Çankırı a city worth its salt
Wilco van Herpen ISTANBUL - Hürriyet Daily News
Life still goes on in the old neighborhood of Çankırı.Have you ever been to Çankırı? Probably the answer is no, but it is a nice place and worth a visit. The beautiful old houses of Çankırı on both sides of the narrow little streets take you by surprise. Some of them have been restored and some of them are standing there as if ashamed to be around the beautiful restored houses. Life still goes on in the old neighborhood of Çankırı as people live on the streets, prepare food in their gardens and display the goods they sell. It is nice walking around in the old quarter.
But there is something else in Çankırı that puts it on the map: salt. As many of you might know, a lot of salt can be found in the Salt Lake or extracted from the sea in areas such as İzmir, but in Çankırı there are mines. Big salt mines, most probably the biggest ones you have ever seen. I was in shock when I saw them.
Fascinating salt mines
About a half-hour drive from Çankırı is a road that will lead you straight to the fascinating and overwhelming salt mines of Çankırı. I decided to park the car and walk around a bit. It was a cold morning although the days were very hot. This is the right condition for fog. While driving, I saw the sunlight being reflected in the dry weeds, and it looked so stunning I had to see it. Reason being, we generally take things for granted, for example those beautiful drops of dew on the weeds. Maybe tomorrow it will be there again, but it will never be the same as it is now.
We are looking at our environment with the idea that tomorrow we will be able to see it again, but that is where we make a mistake. Too many things that we see we can see only once; I will never forget a picture that I saw but did not take in Istanbul. It was early in the morning, there was some light fog hovering over the Bosphorus and a couple of ferries were approaching the quay. With their black plumes of smoke and the beautiful morning sun this was a perfect picture, but I did not have time to take one as I had friends who were waiting for me. Stupid me, for this picture never came back again.
When you see something that touches you so much, just stop and spend a moment to enjoy it.
As a tourist, the entrance to the mines will surprise you. But, as in anywhere in Turkey, you will first be surprised by the men at the entrance. It does not matter if you are guilty or not; you feel guilty as someone stops you to ask for your credentials. If you do not have something to give them just turn around and leave. The “gate” people are a different kind of people. If you manage to get in, then another world opens up in front of your eyes. With an entrance just big enough to let one small truck through to access the main road system in the mine, the roads inside are incredible: tunnels as big as the underground in Istanbul, Ankara or Bursa, side paths that lead you to another salt vein and at a certain spot people who are drilling big deep holes in the salt.

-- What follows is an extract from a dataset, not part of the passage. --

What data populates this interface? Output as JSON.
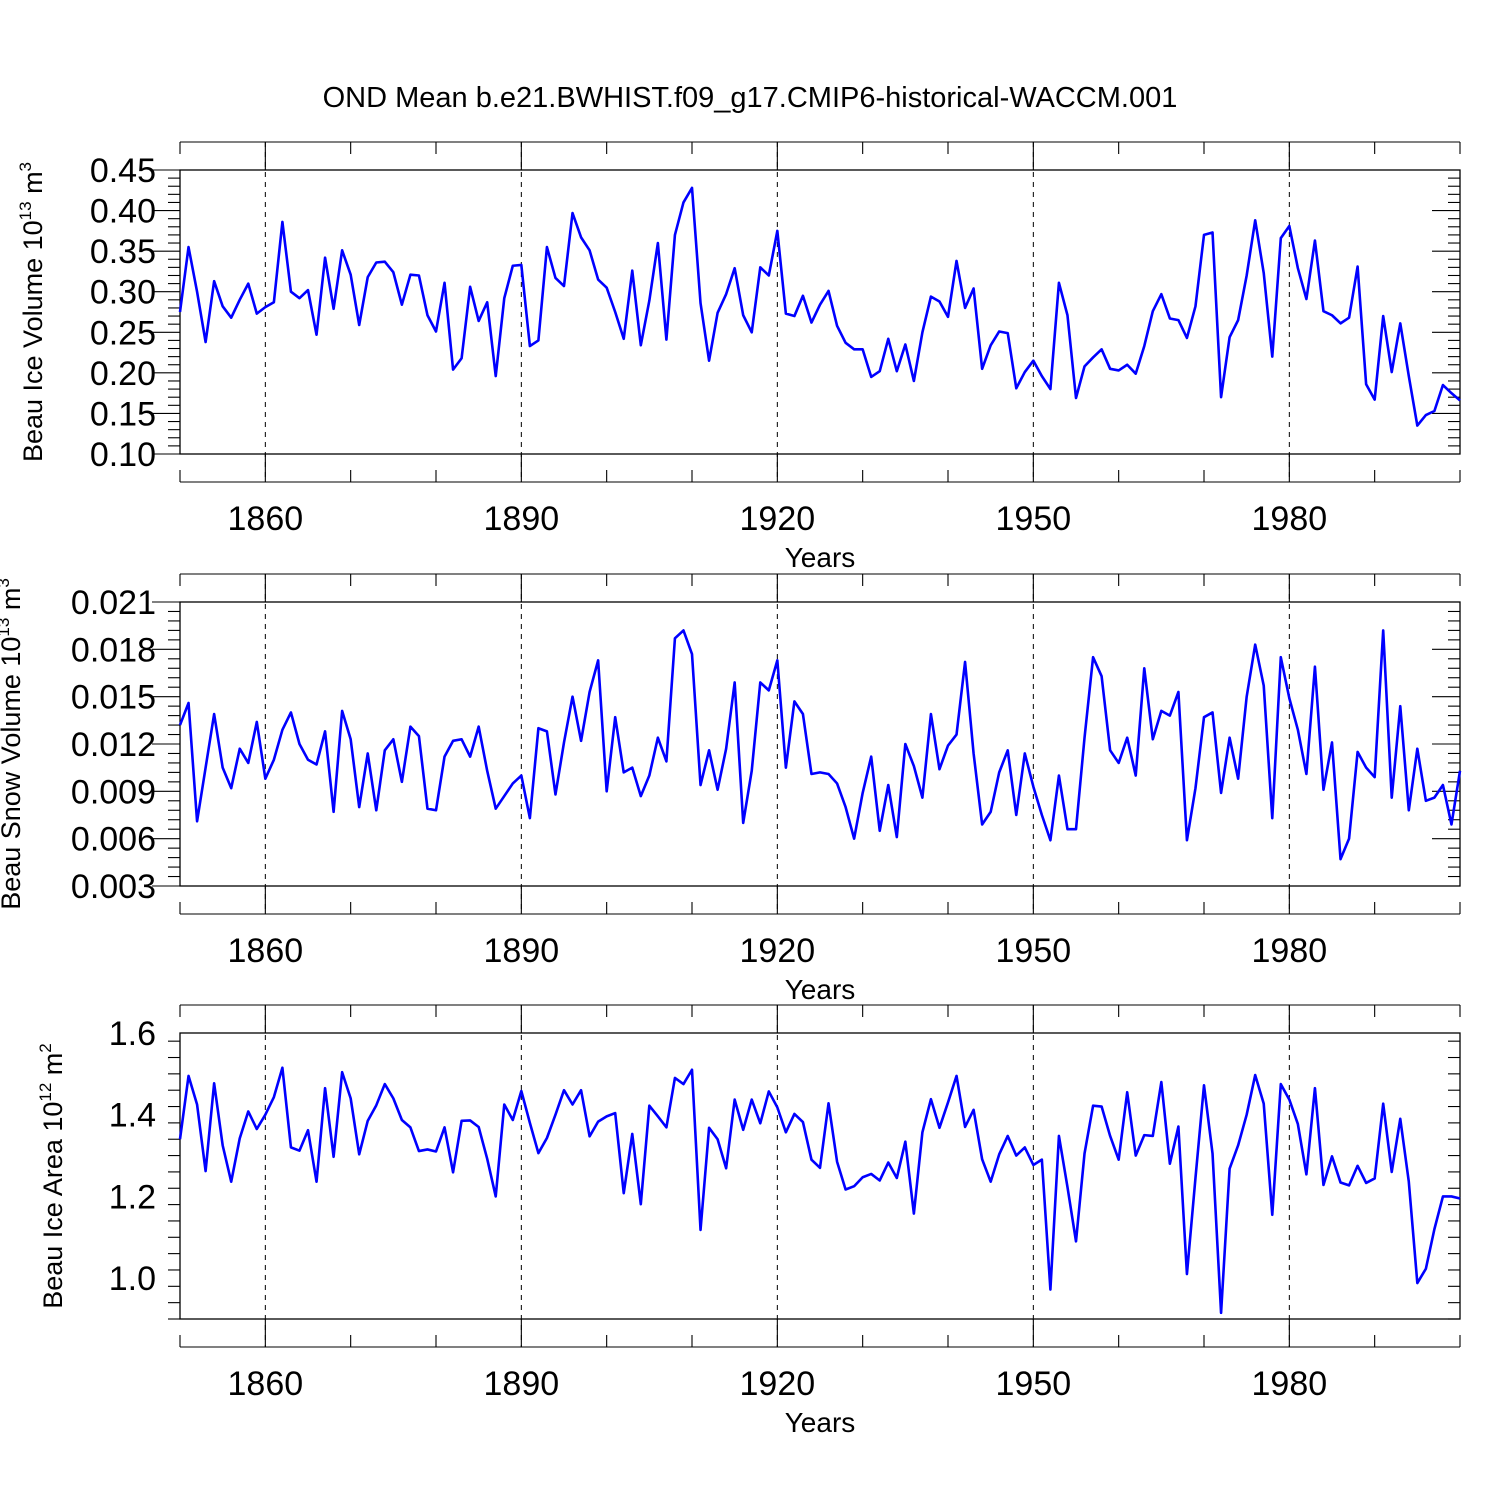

I am “underwater” now. Millions of years ago this place was a sea. I walked on the bottom of the sea in Beşkonak, Antalya, with its strange rock formations, and here, in Çankırı, I am walking inside the salt of the sea. It is an incredible feeling, meters and meters of salt, how many trillion gallons of seawater have evaporated here? Meters of salt buried underground and covered with a lovely, sweet blanket of green.
Once you are inside the mine, the space opens up. A tunnel lies in front of you; big enough for three or four trucks to drive in at the same time. As far as your eye can see this tunnel continues. A black wall stretches out for kilometers but do not be fooled; everything you see here is salt. Some people are drilling holes with enormous drills. It takes at least two or three people to drill one hole. When the whole wall resembles Swiss cheese they fill the holes with dynamite and simply blow away that part of the wall. Big bulldozers pick up the pieces of salt and put them on a truck. When the truck is loaded it drives to the refinery where the salt will be purified.
In one of the smaller tunnels I see a couple of animals that had not been very lucky during their stay at the salt mine. They died and became mummified. The tunnel gets smaller and smaller. Here there is no place for the big trucks; it is hard for me to walk. This is one of the oldest parts of the salt mine and shows me how difficult it must have been to work here hundreds of years ago. In another part of the mine I see a structure that is a cross between the natural structures of Cappadocia and a big cave with its stalactites and stalagmites. All the shapes are different, and it is difficult to see this all as just salt.